Find below the third part of the conversation between Colin Brent, Bernard Davies and myself, which took place a week or so ago.


Dear Colin and Bernard

I’ve got to admit that Colin’s comments re the overly politicised nature of the IDYW campaign have left me both perplexed and concerned.  On the one hand from the outset the campaign has been explicitly political, because the assault on youth work is political. Speaking politically is not a trend in the Campaign. It is at its heart.  This clear and open perspective has attracted a measure of support [ for example, 3,500 visits per month to the web site, over 1000 supporters on Facebook] or we wouldn’t exist five years down the line. On the one hand a strong message from some youth workers – not just academics, who might be seen also as practitioners – has been that IDYW is one of the few places where critical and political argument about policy and practice takes place.  On the other I have expressed at regular intervals my concern about my role as coordinator and by default the overwhelming contributor to the web site. Because unlike Colin’s father  my colleagues over the years, the young people with whom I have worked, have always known where I stand politically. Indeed if this was not my position I would never have drafted the original Open Letter, which launched the Campaign. Thus I have always been sensitive to the accusation that the IDYW site reflected unduly my politics. This has come up on a number of occasions, when I have suggested that I step down from my role. As to my consistent requests for alternative thoughts to be put on the site, silence largely reigns.

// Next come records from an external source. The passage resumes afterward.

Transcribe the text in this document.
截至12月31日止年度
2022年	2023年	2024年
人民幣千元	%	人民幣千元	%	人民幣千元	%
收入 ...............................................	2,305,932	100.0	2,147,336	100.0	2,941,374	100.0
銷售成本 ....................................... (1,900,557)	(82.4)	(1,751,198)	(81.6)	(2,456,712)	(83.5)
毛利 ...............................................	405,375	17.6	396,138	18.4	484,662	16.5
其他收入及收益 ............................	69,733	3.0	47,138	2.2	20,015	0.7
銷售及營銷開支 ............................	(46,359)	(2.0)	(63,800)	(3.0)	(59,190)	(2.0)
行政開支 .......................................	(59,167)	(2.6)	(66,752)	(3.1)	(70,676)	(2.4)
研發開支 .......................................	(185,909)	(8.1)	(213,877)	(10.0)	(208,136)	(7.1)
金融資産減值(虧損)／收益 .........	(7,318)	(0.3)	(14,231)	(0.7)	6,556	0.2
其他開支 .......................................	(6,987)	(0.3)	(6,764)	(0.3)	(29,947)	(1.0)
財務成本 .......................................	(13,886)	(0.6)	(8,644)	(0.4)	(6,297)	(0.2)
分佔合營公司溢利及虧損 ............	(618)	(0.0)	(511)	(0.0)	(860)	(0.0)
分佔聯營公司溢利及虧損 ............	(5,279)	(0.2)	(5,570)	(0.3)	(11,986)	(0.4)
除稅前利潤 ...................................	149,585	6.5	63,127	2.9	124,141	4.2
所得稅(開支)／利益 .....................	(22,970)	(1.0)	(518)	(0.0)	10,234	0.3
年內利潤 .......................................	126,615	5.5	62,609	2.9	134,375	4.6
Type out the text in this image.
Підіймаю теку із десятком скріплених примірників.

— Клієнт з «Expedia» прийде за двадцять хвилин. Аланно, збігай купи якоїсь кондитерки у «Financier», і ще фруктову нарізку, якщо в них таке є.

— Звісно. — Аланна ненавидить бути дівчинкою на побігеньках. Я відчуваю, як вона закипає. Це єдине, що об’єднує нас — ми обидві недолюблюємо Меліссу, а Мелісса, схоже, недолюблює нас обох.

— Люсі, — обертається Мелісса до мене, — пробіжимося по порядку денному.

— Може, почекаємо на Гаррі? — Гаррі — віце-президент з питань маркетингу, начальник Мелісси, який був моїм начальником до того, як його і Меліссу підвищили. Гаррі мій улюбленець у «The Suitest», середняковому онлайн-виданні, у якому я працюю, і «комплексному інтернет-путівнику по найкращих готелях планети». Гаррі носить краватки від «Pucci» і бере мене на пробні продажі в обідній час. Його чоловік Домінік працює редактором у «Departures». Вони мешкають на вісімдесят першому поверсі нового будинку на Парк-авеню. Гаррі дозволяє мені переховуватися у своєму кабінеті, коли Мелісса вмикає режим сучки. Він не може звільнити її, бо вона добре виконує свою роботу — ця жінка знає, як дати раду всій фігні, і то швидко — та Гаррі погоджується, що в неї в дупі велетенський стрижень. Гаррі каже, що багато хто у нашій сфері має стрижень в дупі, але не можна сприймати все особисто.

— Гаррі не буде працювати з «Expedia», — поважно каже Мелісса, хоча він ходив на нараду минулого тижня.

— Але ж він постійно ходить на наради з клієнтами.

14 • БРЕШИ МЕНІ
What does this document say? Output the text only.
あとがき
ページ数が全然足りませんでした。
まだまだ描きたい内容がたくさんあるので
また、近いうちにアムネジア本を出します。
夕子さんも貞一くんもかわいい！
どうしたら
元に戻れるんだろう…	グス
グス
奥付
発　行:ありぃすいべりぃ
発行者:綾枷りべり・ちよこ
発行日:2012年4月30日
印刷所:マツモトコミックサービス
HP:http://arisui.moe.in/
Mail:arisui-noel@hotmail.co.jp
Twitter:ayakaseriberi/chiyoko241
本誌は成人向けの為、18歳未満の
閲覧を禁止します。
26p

Forgive me for focusing on the content of the IDYW site, but Colin’s implication that we don’t listen to the field flies in the face, as I understand of it, of our series of Stories workshops, which are all about a process of supporting workers in unraveling the distinctiveness of their practice. In no sense do these workshops, as I understand it, attempt to impose a particular political line. From all accounts they have been especially rewarding. In this context it is our presence on the internet plus the Critically Engaging seminars where politics are seen to be problematically explicit. If I am being over-sensitive it is because the content of the latest seminars around ‘Outcomes’ and ‘Ethics and Politics’ has been informed by papers I have prepared and which then have appeared on the site. I presume that the many youth workers known to Colin, who baulk at the politicised tone coming from IDYW have attended the seminars, have read the papers or are put off when visiting the web site/ the Facebook page or indeed put off by the views of other colleagues, who allegedly know that IDYW is some sort of anarcho-communist conspiracy. Or if not, from whence does their suspicion steal?

As for political dogmatism I will hold my hand up personally to lapses in this regard over the years, to moments when I have been unhelpfully hasty and harsh. And I am on record as arguing that the discourse of ‘anti-oppressive and discriminatory practice’ took an authoritarian and counter-productive turn. However in the present circumstances it is not within IDYW that I locate the dogmatists. They are to be found, I would suggest, in the ranks of middle and senior management, who have closed down debate across many agencies and services. Their mantra is do it, get on with it. In their blinkered eyes there is no alternative.

Whatever our differences I don’t think we concur with their fixation upon imposed targets and outcomes. However we do need to find a way of revisiting without excluding people ‘where we are up to?’ There is a straightforward and democratic way to address this question. I suggest in all seriousness that the 2014 IDYW conference now fixed for April 10 should address the question of the Campaign’s failure to have a wider appeal and how this might be overcome. I am not taking the piss here. Some folk know that every week I am plagued by the dilemma of whether in any sense I am reflecting how at least some youth workers feel about ‘what’s going on’. Let’s get the issue out in the open.

Any road enormous thanks to Colin for opening the door to exploring the question of whether the Campaign is out of touch. It shouldn’t and cannot be brushed under the carpet.